Pero, mira tú por dónde, la masificación consumista de los españoles ha sido el único sostén de España como unidad de destino en lo universal, su mejor defensa contra el separatismo. Nada hermana más a un castellano y un catalán que ir al fútbol a ver un Madrid-Barça, aunque crean que cimientan entre sí sectarias diferencias: son dos idiotas malgastando su superflua vida en nimiedades. La identidad regional, el folklore o la psicología colectiva de un pueblo son gilipolleces, porque la integración de todas las masas en el consumismo global anula cualquiera de sus circunstanciales diferencias.
Por eso, y esto es más conocido que el hilo negro, nuestra cleptocracia de partidos, que se funda sobre la propiedad privada, el trabajo asalariado y el individualismo liberal, sólo puede ser estable en un mercado capitalista de consumidores satisfechos. Es el puto mercado de bienes el que configura la sociedad “democrática”, y la masa, ensimismada en el consumo, despertará si el consumo colapsa. Y el hato que nunca hasta ahora ha protagonizado sus decisiones, contento sólo con comprar, puede transformarse en una carnicera manada, en un monstruo sin control, si los dirigentes, las minorías económicas, que son los que deciden sus gustos, sus necesidades y sus placeres, no encuentran una solución a la crisis económica a tiempo, para que siga dormitando.

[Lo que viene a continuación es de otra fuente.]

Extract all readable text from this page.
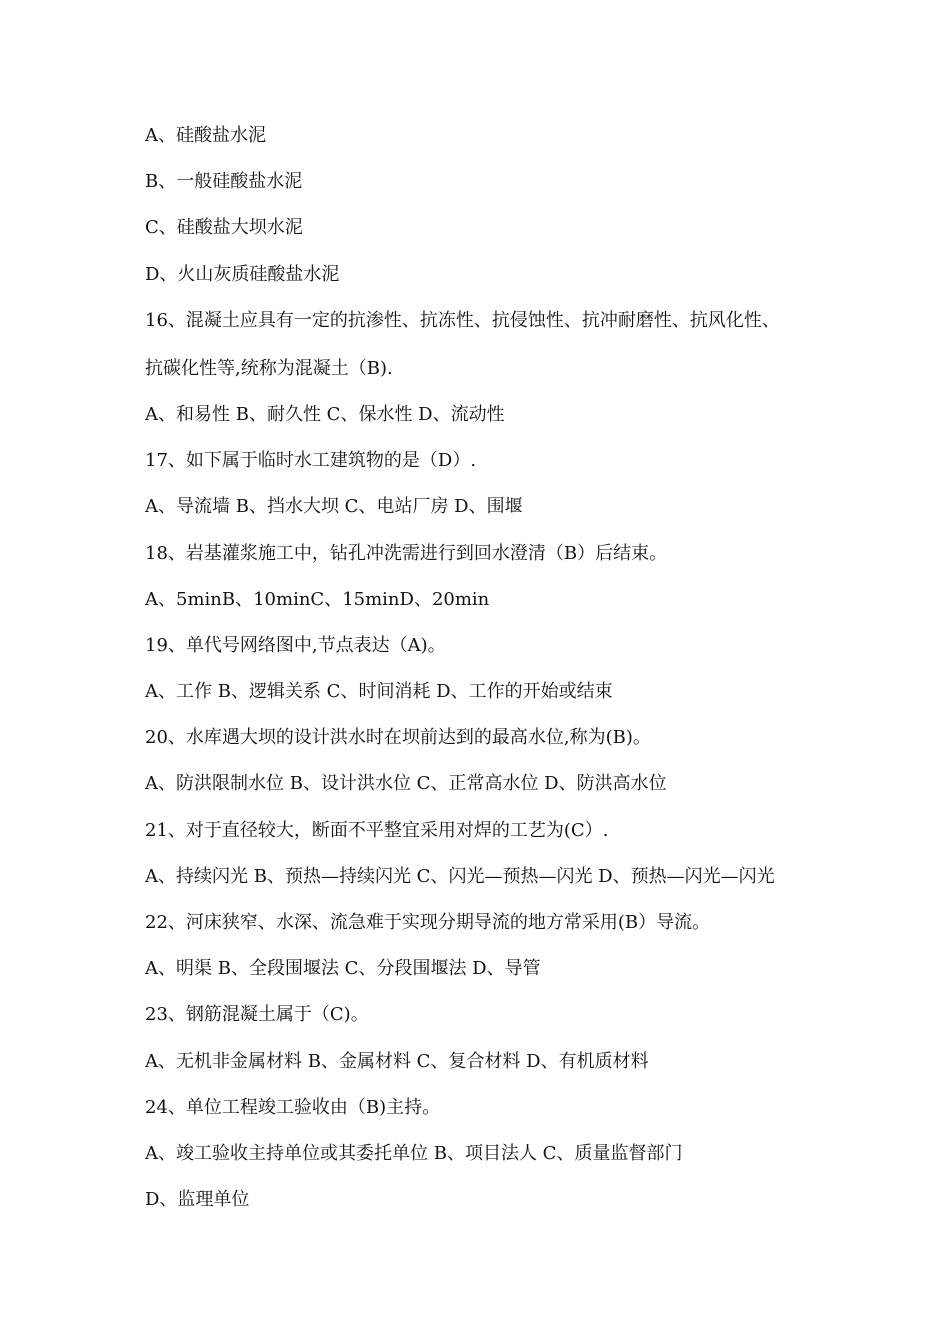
A、硅酸盐水泥
B、一般硅酸盐水泥
C、硅酸盐大坝水泥
D、火山灰质硅酸盐水泥
16、混凝土应具有一定的抗渗性、抗冻性、抗侵蚀性、抗冲耐磨性、抗风化性、
抗碳化性等,统称为混凝土（B).
A、和易性 B、耐久性 C、保水性 D、流动性
17、如下属于临时水工建筑物的是（D）.
A、导流墙 B、挡水大坝 C、电站厂房 D、围堰
18、岩基灌浆施工中，钻孔冲洗需进行到回水澄清（B）后结束。
A、5minB、10minC、15minD、20min
19、单代号网络图中,节点表达（A)。
A、工作 B、逻辑关系 C、时间消耗 D、工作的开始或结束
20、水库遇大坝的设计洪水时在坝前达到的最高水位,称为(B)。
A、防洪限制水位 B、设计洪水位 C、正常高水位 D、防洪高水位
21、对于直径较大，断面不平整宜采用对焊的工艺为(C）.
A、持续闪光 B、预热—持续闪光 C、闪光—预热—闪光 D、预热—闪光—闪光
22、河床狭窄、水深、流急难于实现分期导流的地方常采用(B）导流。
A、明渠 B、全段围堰法 C、分段围堰法 D、导管
23、钢筋混凝土属于（C)。
A、无机非金属材料 B、金属材料 C、复合材料 D、有机质材料
24、单位工程竣工验收由（B)主持。
A、竣工验收主持单位或其委托单位 B、项目法人 C、质量监督部门
D、监理单位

Si no ocurre ese milagro, la diferencia zoológica entre gobernantes y gobernados, entre perros y cabritos –los políticos, los banqueros, los curas, son los perros que muerden las patas del rebaño; y vosotros, el pueblo, sois el hatajo de cabritos–, puede darse la vuelta en un instante. Y los que ahora se corren de gusto, mañana pueden mearse del susto. Porque a 40 millones de energúmenos gritando juntos: “¡Hijos de puta, vamos a por vosotros!”, no los paran ni cien brigadas de antidisturbios armados hasta los dientes y puestos de anfetaminas hasta el culo. Y la marabunta humana acabará colgando de las farolas a políticos, curas (con o sin revólver), gerifaltes de las altas finanzas y militares –y a las cien brigadas de porristas con ellos–, sin que se les mueva una pestaña de compasión. La masa, sin posibilidad de consumir, brutalmente ineducada a conciencia, es una bomba de relojería. Fuera de control, podría exterminar al Régimen entero de un solo gran apretón que acabara con 70 años de estreñimiento.